Как видно из этого определения, образ современного французского интеллектуала оказывается глубоко проблематизированным не только с точки зрения новаторов. Те, для кого трудно подобрать иное название, кроме «интеллектуал», отвергают всякую связь между собой и современными интеллектуалами, отрицая легитимность существования этих последних[55].

Такая позиция проявилась особенно отчетливо в ходе дебатов о конце интеллектуалов, многие темы которых, и в частности идея о неизбежности исчезновения интеллектуалов из современной общественной жизни Франции, приобрели большой отклик. Но прежде, чем перейти к обзору этих дебатов, следует сказать несколько слов о фигуре интеллектуала в истории Франции.

Французский Интеллектуал (1896–2000)

Слово «интеллектуал» поражает меня своей нелепостью. Лично я никогда не встречал интеллектуалов. Я встречал людей, которые пишут романы, и тех, кто лечит больных. Людей, которые занимаются экономикой и пишущих электронную музыку. Я встречал людей, которые учат, и людей, о которых я никогда не мог понять, чем они занимаются. Но интеллектуалов — никогда.

Мишель Фуко[56]

«Интеллектуал». За исключением haute couture et haute cuisine, какое слово в состоянии точнее передать «дух Франции», «французскость», определить неповторимую особенность французской культуры? На протяжении последнего столетия слово «интеллектуал» было синонимом уникальности Франции, секретом ее неповторимости, непереводимости и непревзойденности. Французская интеллектуальная жизнь — не сводимая к политике, но в то же время насквозь пронизанная ею, объединяющая разные сферы общественной жизни и в то же время не тождественная ни одной из них, публичное пространство, открытое для диалога разных форм культуры, — составляла важную часть представлений французов о самих себе и долго служила предметом национальной гордости. Сам факт ее высокой общественной значимости рассматривался как отличительная черта Франции:

«По сравнению, например, с США, — считает Пьер Нора, — во Франции есть огромный интерес к интеллектуальной жизни, которого просто нет в других местах. <…> До недавнего времени передачи типа „Апостроф“ собирали два — три миллиона человек. Такая огромная аудитория смотрела, как мессу, передачу, где писатели и интеллектуалы спорили друг с другом или рассказывали о своих книгах. Я не знаю равного этому ни в США, ни в других странах»[57].

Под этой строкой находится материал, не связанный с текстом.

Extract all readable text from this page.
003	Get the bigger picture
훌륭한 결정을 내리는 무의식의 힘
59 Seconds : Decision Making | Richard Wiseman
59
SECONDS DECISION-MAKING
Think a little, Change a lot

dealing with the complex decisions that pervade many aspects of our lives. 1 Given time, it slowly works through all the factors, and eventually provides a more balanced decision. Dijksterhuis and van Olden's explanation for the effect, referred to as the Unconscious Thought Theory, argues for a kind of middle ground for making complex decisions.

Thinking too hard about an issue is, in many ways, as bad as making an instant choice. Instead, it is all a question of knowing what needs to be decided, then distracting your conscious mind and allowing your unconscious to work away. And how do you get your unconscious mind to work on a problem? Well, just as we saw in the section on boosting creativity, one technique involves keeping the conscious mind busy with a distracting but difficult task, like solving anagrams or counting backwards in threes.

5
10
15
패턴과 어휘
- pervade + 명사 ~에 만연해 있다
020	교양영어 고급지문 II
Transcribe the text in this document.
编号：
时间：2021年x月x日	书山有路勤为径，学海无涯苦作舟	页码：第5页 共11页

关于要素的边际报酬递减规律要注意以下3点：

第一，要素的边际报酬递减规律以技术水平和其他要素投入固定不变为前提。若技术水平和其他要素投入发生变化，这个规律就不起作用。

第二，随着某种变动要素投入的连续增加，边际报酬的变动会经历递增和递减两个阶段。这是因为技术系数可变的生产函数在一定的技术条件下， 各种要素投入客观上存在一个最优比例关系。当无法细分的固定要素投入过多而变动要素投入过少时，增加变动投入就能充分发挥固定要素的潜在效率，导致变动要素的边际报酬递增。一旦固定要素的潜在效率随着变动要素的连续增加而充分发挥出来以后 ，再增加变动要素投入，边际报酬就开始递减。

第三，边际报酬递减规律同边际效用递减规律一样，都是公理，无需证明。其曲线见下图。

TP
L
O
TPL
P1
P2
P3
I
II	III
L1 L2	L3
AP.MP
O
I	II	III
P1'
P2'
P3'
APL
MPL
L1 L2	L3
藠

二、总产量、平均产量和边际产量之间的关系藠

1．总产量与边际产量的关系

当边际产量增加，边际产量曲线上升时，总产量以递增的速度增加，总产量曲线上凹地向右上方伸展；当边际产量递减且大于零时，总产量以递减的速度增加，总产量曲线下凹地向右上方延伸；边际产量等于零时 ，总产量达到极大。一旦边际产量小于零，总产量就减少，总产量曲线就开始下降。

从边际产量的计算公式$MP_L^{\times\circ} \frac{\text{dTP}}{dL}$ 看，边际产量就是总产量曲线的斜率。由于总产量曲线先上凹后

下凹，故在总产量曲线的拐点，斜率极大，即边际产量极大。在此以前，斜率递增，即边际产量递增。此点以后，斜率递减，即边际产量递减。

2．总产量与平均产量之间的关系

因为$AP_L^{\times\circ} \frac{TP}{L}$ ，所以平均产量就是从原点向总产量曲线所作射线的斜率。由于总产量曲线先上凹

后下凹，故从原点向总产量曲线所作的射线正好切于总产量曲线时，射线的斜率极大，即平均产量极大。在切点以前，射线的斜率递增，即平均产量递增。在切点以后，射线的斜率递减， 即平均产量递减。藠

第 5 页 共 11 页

Конечно, участие в публичных дебатах — удел немногих. Но — и в этом состояла важная особенность Франции — от образованных людей ждали участия в общественной жизни. Они должны были быть готовы «прозвучать» в публичном пространстве, привлечь к себе внимание, высказаться по политически значимым вопросам в качестве граждан. По словам Жака Ревеля, «во Франции каждый преподаватель истории, социолог и т. д. начиная с XIX века — это потенциальный интеллектуал, который стремится выступить в публичном пространстве вне академической сферы. И публичная сфера ждет его выступления».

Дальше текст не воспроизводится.